Lukashenko Reshuffles Cabinet as Russian Oil Money May Dry Up
(Bloomberg) -- Belarusian president Alexander Lukashenko reshuffled the government in his biggest overhaul in almost four years as the former Soviet republic confronts the prospect of a drop in earnings from Russian oil supplies just as billions of dollars in foreign debt come due.
The shake-up comes amid the risk that a key source of foreign-currency revenue will be undermined by a Russian plan to reform oil taxes. Moscow wants to gradually abolish levies on oil exports, which would reduce Belarusian profits from purchases of duty-free Russian crude. The government forecasts a $300 million shortfall next year as result of the Kremlin’s planned tax rules.

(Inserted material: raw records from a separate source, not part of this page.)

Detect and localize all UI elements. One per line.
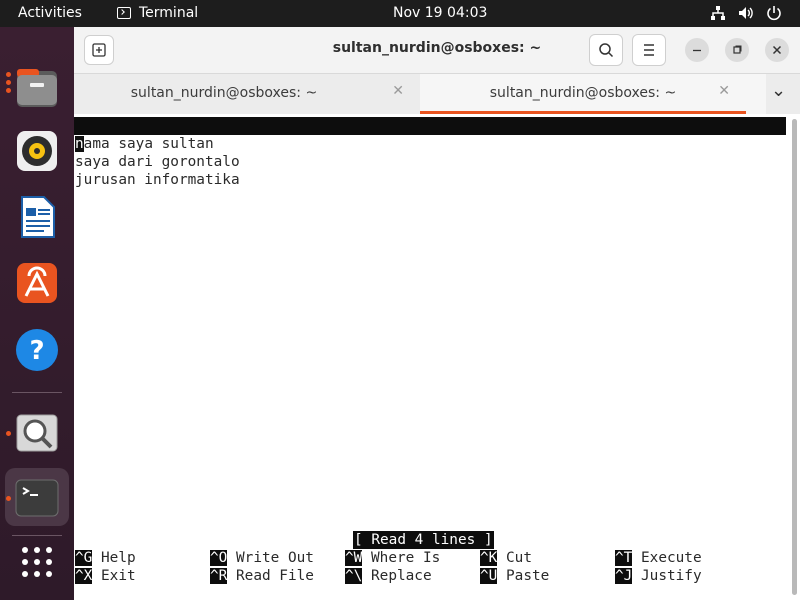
tab-2-close-icon[interactable]: ✕ (718, 83, 730, 99)
running-indicator (6, 88, 11, 93)
text-line-1-rest: ama saya sultan (83, 136, 214, 152)
dock-separator (12, 392, 62, 393)
close-icon (772, 45, 782, 55)
help-icon[interactable]: ? (14, 327, 60, 373)
terminal-content[interactable]: GNU nano 6.2 filenews.txt nama saya sult… (74, 114, 786, 600)
activities-button[interactable]: Activities (18, 5, 82, 21)
shortcut-help[interactable]: ^G Help (75, 549, 136, 567)
top-bar: Activities Terminal Nov 19 04:03 (0, 0, 800, 27)
minimize-button[interactable] (685, 38, 709, 62)
maximize-icon (733, 45, 742, 54)
nano-filename: filenews.txt (399, 154, 503, 170)
running-indicator (6, 80, 11, 85)
terminal-dock-icon[interactable] (14, 475, 60, 521)
shortcut-write-out[interactable]: ^O Write Out (210, 549, 314, 567)
shortcut-justify[interactable]: ^J Justify (615, 567, 702, 585)
volume-icon (739, 7, 753, 19)
terminal-window: sultan_nurdin@osboxes: ~ sultan_nurdin@o… (74, 27, 800, 600)
nano-status-message: [ Read 4 lines ] (353, 531, 494, 549)
power-icon (767, 6, 781, 21)
nano-header: GNU nano 6.2 filenews.txt (74, 117, 786, 170)
shortcut-replace[interactable]: ^\ Replace (345, 567, 432, 585)
hamburger-icon (644, 44, 654, 56)
svg-text:?: ? (29, 336, 44, 366)
text-line-1[interactable]: nama saya sultan (75, 135, 214, 153)
app-center-icon[interactable] (14, 260, 60, 306)
tab-bar: sultan_nurdin@osboxes: ~ ✕ sultan_nurdin… (74, 74, 800, 114)
maximize-button[interactable] (725, 38, 749, 62)
search-button[interactable] (589, 34, 623, 66)
dock: ? (0, 27, 74, 600)
shortcut-paste[interactable]: ^U Paste (480, 567, 549, 585)
shortcut-cut[interactable]: ^K Cut (480, 549, 532, 567)
libreoffice-writer-icon[interactable] (14, 194, 60, 240)
terminal-icon (117, 7, 131, 19)
title-bar[interactable]: sultan_nurdin@osboxes: ~ (74, 27, 800, 74)
dock-separator (12, 535, 62, 536)
text-line-3[interactable]: jurusan informatika (75, 171, 240, 189)
search-icon (599, 43, 614, 58)
running-indicator (6, 496, 11, 501)
rhythmbox-icon[interactable] (14, 128, 60, 174)
shortcut-execute[interactable]: ^T Execute (615, 549, 702, 567)
running-indicator (6, 72, 11, 77)
files-icon[interactable] (14, 65, 60, 111)
system-tray[interactable] (710, 5, 782, 21)
shortcut-read-file[interactable]: ^R Read File (210, 567, 314, 585)
app-name: Terminal (139, 5, 199, 21)
text-cursor: n (75, 136, 84, 152)
shortcut-where-is[interactable]: ^W Where Is (345, 549, 440, 567)
running-indicator (6, 431, 11, 436)
minimize-icon (693, 49, 701, 52)
image-viewer-icon[interactable] (14, 410, 60, 456)
text-line-2[interactable]: saya dari gorontalo (75, 153, 240, 171)
show-applications-icon[interactable] (14, 539, 60, 585)
hamburger-menu-button[interactable] (632, 34, 666, 66)
clock[interactable]: Nov 19 04:03 (393, 5, 487, 21)
network-icon (711, 6, 725, 20)
close-button[interactable] (765, 38, 789, 62)
tab-2[interactable]: sultan_nurdin@osboxes: ~ ✕ (420, 74, 766, 114)
scrollbar-thumb[interactable] (792, 119, 797, 595)
app-menu[interactable]: Terminal (117, 5, 198, 21)
shortcut-exit[interactable]: ^X Exit (75, 567, 136, 585)
scrollbar[interactable] (792, 119, 797, 595)
tab-list-chevron-icon[interactable]: ⌄ (771, 80, 786, 101)
tab-2-label: sultan_nurdin@osboxes: ~ (489, 85, 677, 101)
tab-1[interactable]: sultan_nurdin@osboxes: ~ ✕ (74, 74, 420, 114)
tab-1-close-icon[interactable]: ✕ (392, 83, 404, 99)
tab-1-label: sultan_nurdin@osboxes: ~ (130, 85, 318, 101)
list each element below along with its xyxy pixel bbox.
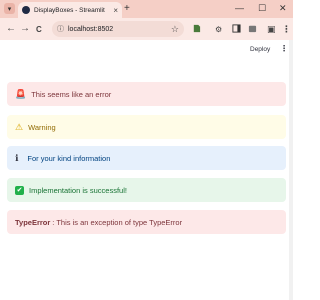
siren-icon: 🚨: [15, 89, 27, 99]
exception-type: TypeError: [15, 217, 51, 227]
streamlit-favicon-icon: [22, 6, 30, 14]
streamlit-app: Deploy ⋮ 🚨 This seems like an error ⚠ Wa…: [0, 40, 293, 300]
site-info-icon[interactable]: ⓘ: [57, 24, 64, 34]
tab-search-icon[interactable]: ▾: [4, 3, 15, 14]
tab-title: DisplayBoxes - Streamlit: [34, 6, 105, 14]
reload-icon[interactable]: C: [36, 24, 42, 36]
close-window-button[interactable]: ✕: [279, 2, 287, 14]
minimize-button[interactable]: —: [235, 2, 244, 14]
browser-menu-icon[interactable]: ⋮: [282, 23, 291, 35]
deploy-button[interactable]: Deploy: [250, 46, 270, 53]
error-alert: 🚨 This seems like an error: [7, 82, 286, 106]
url-text: localhost:8502: [68, 25, 114, 33]
info-icon: ℹ: [15, 153, 19, 163]
warning-icon: ⚠: [15, 122, 24, 132]
info-alert: ℹ For your kind information: [7, 146, 286, 170]
error-text: This seems like an error: [31, 89, 112, 99]
browser-tab[interactable]: DisplayBoxes - Streamlit ×: [18, 2, 122, 18]
success-text: Implementation is successful!: [29, 185, 127, 195]
back-icon[interactable]: ←: [6, 23, 16, 35]
extension-icon[interactable]: [192, 24, 201, 33]
address-bar[interactable]: ⓘ localhost:8502 ☆: [52, 21, 184, 37]
check-mark-icon: ✔: [15, 185, 24, 195]
app-menu-icon[interactable]: ⋮: [280, 44, 288, 53]
exception-alert: TypeError : This is an exception of type…: [7, 210, 286, 234]
profile-icon[interactable]: ▣: [267, 23, 276, 35]
maximize-button[interactable]: ☐: [258, 2, 266, 14]
exception-message: : This is an exception of type TypeError: [52, 217, 183, 227]
extensions-puzzle-icon[interactable]: ⚙: [215, 24, 222, 36]
scrollbar[interactable]: [289, 40, 293, 300]
browser-titlebar: ▾ DisplayBoxes - Streamlit × + — ☐ ✕: [0, 0, 293, 18]
new-tab-button[interactable]: +: [124, 3, 130, 15]
browser-toolbar: ← → C ⓘ localhost:8502 ☆ ⚙ ▣ ⋮: [0, 18, 293, 40]
warning-text: Warning: [28, 122, 56, 132]
downloads-icon[interactable]: [248, 24, 257, 33]
warning-alert: ⚠ Warning: [7, 115, 286, 139]
success-alert: ✔ Implementation is successful!: [7, 178, 286, 202]
side-panel-icon[interactable]: [232, 24, 241, 33]
bookmark-star-icon[interactable]: ☆: [171, 24, 179, 35]
tab-close-icon[interactable]: ×: [113, 6, 118, 15]
info-text: For your kind information: [27, 153, 111, 163]
forward-icon[interactable]: →: [20, 23, 30, 35]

“If we let our economy crash, then there can be no independence,” Lukashenko said, criticizing officials he sacked for a lack of discipline. “No verbiage will save us from destruction.”
Russia plans to gradually bring oil export duties to zero by 2024, while raising a tax on crude extraction. This may widen the Belarusian current account deficit by one-third to $2 billion next year, Sberbank CIB analysts estimated. Belarus has an agreement by which it can import Russian oil without levies, and so the changes would eliminate that advantage.
Roumas’s new government needs to meet $3.7 billion in foreign debt payments next year, which is more than half the size of the Belarusian central bank’s reserves. The country wants to refinance as much as half of the debt due in 2019 and is seeking to borrow $1 billion from Russia as talks for an International Monetary Fund loan have stalled.